The Stonewall riots of 1969 are often cited as the moment that gave rise to the modern LGBT+ rights movement. It was a seminal moment for LGBT+ people in the United States – but it wasn’t the first time gay people had protested against mistreatment.
Three years before the Stonewall riots kicked off, gay people in cities across the United States gathered to protest against their exclusion from the armed forces. The protests had been a long time coming. The US armed forces introduced a policy during World War II which excluded gay people from serving. They were often discharged by doctors for displaying “homosexual tendencies.”
“The discharge policy increased fear, reinforced hostility and prejudice, encouraged scapegoating and witch hunting, and helped to solidify gay men and women into a political movement against the military’s exclusion of homosexuals,” writes Alan Berube in Coming Out Under Fire.
The protests of 1966 came at a politically charged moment in time. As the Vietnam War gained steam, many gay people were starting to ask the question: why should they want to serve in the armed forces in the first place? The fight for inclusion had started to be seen as “old fashioned” by the “baby-boom generation of gay activists” who were questioning why gay people would want to serve in the face of war, according to Berube.
A ‘loose confederation’ of gay groups was formed to protest the armed forces’ exclusionary policies.
Despite reservations from some sections of the community, there was ample support for protests against the armed forces’ exclusionary policies. The idea of gay people mobilising was first conceived at the National Planning Conference of Homosexual Organizations in Kansas City. More than 40 gay activists attended the meeting and discussed how they could improve the standing of gay people in America. Out of this emerged the Committee to Fight Exclusion of Homosexuals from the Military, a “loose confederation” of homosexual groups across the US. They came up with a plan to launch the biggest ever gay demonstration the world had seen.
The government’s categoric rejection of all persons it knows to be homosexual is un-American and based on ignorance and superstition.
On May 21 that year, gay people gathered and protested against discriminatory military policies in Los Angeles, New York, Philadelphia, San Francisco and Washington D.C. The protest on Armed Forces Day was “the largest group of homosexual protestors” gathered up until that point in the United States, Josh Sides writes in Erotic City: Sexual Revolutions and the Making of Modern San Francisco.
Gay activists at the protests did not shy away from speaking out about their exclusion from public life. Activist Don Slater was asked by a Newsweek reporter why they were protesting, according to a contemporary report in Tangents magazine.
“Who wants to be drafted?
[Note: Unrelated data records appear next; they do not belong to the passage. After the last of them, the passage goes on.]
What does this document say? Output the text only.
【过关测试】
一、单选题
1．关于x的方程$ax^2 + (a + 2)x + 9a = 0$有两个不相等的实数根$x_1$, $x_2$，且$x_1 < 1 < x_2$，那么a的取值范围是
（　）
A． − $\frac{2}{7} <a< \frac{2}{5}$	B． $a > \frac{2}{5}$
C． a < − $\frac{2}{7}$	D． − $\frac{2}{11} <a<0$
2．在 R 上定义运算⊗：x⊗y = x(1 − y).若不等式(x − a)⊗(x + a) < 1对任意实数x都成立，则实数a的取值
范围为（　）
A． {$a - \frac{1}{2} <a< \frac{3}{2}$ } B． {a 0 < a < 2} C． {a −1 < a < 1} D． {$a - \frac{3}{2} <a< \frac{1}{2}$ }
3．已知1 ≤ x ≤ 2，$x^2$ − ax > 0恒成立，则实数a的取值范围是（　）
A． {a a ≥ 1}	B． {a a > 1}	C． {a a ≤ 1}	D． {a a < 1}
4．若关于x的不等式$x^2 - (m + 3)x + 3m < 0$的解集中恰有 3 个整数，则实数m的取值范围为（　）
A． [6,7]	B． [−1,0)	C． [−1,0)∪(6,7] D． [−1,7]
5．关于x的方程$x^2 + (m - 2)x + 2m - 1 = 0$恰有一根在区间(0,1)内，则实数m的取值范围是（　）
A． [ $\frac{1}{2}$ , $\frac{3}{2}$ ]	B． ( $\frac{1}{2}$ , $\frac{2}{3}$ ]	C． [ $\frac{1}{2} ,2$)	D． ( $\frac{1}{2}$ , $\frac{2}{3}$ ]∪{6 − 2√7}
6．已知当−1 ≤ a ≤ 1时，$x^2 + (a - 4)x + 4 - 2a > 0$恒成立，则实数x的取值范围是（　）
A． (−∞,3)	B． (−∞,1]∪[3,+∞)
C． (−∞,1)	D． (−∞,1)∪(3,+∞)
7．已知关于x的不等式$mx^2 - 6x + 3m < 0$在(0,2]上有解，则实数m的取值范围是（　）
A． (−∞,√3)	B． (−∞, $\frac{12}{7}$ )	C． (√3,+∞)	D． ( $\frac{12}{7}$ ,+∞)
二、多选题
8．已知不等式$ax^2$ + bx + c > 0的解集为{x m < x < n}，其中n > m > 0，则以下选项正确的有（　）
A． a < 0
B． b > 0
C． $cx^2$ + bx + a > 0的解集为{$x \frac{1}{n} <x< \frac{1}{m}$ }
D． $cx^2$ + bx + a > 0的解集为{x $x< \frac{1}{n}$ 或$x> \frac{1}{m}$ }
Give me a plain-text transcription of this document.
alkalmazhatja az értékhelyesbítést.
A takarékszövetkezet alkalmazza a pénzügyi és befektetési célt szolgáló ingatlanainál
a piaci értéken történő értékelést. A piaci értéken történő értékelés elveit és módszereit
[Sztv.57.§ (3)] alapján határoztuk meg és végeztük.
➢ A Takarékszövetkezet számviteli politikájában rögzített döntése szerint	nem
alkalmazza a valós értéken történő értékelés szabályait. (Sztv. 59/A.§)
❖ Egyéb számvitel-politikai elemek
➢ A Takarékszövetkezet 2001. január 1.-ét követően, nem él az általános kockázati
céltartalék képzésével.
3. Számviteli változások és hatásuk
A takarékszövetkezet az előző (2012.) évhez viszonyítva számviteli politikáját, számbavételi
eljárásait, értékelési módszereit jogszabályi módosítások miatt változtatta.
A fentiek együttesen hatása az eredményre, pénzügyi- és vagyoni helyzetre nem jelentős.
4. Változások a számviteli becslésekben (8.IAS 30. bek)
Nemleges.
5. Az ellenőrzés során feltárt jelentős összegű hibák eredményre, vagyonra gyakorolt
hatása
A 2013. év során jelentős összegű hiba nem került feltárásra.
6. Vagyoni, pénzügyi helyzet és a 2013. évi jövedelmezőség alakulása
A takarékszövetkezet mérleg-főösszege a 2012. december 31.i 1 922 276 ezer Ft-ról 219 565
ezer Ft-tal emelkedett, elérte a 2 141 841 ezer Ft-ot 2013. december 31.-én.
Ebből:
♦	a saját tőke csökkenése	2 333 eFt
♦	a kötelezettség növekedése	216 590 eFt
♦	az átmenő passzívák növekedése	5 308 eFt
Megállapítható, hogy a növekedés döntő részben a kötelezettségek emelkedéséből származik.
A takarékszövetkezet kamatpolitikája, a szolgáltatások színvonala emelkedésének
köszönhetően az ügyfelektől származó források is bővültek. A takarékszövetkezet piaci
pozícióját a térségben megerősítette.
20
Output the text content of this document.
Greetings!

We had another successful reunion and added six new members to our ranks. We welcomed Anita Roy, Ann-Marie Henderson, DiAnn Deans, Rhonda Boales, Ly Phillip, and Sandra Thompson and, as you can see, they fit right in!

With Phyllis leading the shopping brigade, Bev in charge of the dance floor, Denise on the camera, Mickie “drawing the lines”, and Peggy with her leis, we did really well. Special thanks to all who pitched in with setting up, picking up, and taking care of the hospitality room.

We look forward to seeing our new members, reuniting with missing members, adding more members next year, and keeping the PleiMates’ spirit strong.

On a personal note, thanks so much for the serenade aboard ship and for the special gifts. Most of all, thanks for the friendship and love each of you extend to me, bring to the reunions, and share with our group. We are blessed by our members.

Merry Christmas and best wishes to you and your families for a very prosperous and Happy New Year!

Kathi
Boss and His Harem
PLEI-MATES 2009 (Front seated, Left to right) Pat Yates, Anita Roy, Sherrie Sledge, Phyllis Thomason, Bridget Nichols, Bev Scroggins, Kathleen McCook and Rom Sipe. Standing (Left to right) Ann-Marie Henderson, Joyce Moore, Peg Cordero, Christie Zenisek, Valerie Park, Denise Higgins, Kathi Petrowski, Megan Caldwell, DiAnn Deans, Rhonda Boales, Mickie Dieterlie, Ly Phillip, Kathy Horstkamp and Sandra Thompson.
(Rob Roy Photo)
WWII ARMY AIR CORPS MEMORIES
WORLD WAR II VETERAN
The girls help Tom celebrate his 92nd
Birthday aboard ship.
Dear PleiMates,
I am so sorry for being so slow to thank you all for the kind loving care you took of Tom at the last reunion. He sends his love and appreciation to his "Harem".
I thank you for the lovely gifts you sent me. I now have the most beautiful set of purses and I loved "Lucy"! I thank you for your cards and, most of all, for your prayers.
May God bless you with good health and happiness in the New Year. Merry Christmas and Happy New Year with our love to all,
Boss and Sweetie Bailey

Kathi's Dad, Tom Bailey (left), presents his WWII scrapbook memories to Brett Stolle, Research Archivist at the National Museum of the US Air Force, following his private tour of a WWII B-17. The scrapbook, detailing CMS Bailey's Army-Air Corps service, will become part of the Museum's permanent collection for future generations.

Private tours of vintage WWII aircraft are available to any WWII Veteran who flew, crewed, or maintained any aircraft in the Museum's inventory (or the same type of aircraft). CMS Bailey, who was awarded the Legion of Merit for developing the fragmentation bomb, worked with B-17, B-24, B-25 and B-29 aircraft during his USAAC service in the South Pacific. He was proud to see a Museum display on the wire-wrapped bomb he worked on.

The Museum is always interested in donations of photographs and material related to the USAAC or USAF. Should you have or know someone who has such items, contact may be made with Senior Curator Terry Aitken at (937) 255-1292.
Surely not the homosexual,” Slater replied. “But the government’s categoric rejection of all persons it knows to be homosexual is un-American and based on ignorance and superstition. Homosexuals are asking for equal rights and benefits from their country. At the same time they recognize their equal duties and responsibilities.”
Meanwhile, Cecil Williams addressed the crowd at the San Francisco demonstration, and said: “There is a homosexual revolution here and across the land. We protest against the Armed Forces’ policy of discharging ‘discovered’ homophiles under less than honorable conditions.”
Taking part in protests in 1966 was ‘a daring adventure’ for LGBT+ people.
The protests did not come without risk for the gay people taking part. Writing in a letter at the time, Del Martin – one of the founders of the protests – wrote: “This is quite a daring adventure for us. It is not like any other civil rights demonstration – having no popular support and being somewhat hazardous, if not disastrous, to the individual who reveals himself.”
While the protest did not encourage the military to overturn its discriminatory policy, it did raise the profile of gay people significantly. Media outlets across the country covered the protests. They were picked up by newspapers such as the San Francisco Chronicle, the New York Times, the Los Angeles Times and Newsweek. While not all the coverage was positive – the San Francisco Chronicle ran the story with the headline “Deviates Demand the Right to Serve” – it gave gay people a platform they had previously not had access to.
Bob Ross, secretary of the Tavern Guild, wrote that the public response to the protests was “favourable.”
“This was the communitys [sic] first try at demonstrating nationwide, and we understand that reaction was quite favourable across the country… we must move forward now, there can be no turning back.”
It is now more than 50 years since the protests took place – but that doesn’t mean the battle is over. In 1994, the Clinton administration introduced the infamous “Don’t Ask, Don’t Tell” policy, which encouraged gay people to stay in the closet while serving in the military. That policy was finally repealed in 2011.
Furthermore, a longstanding ban on trans people serving in the military was lifted by the Obama administration in 2016. However, current US President Donald Trump quickly reversed that decision, and reintroduced the ban.
The legacy of those activists who fought for their inclusion in the armed forces in 1966 lives on because the fight is not yet won for LGBT+ people.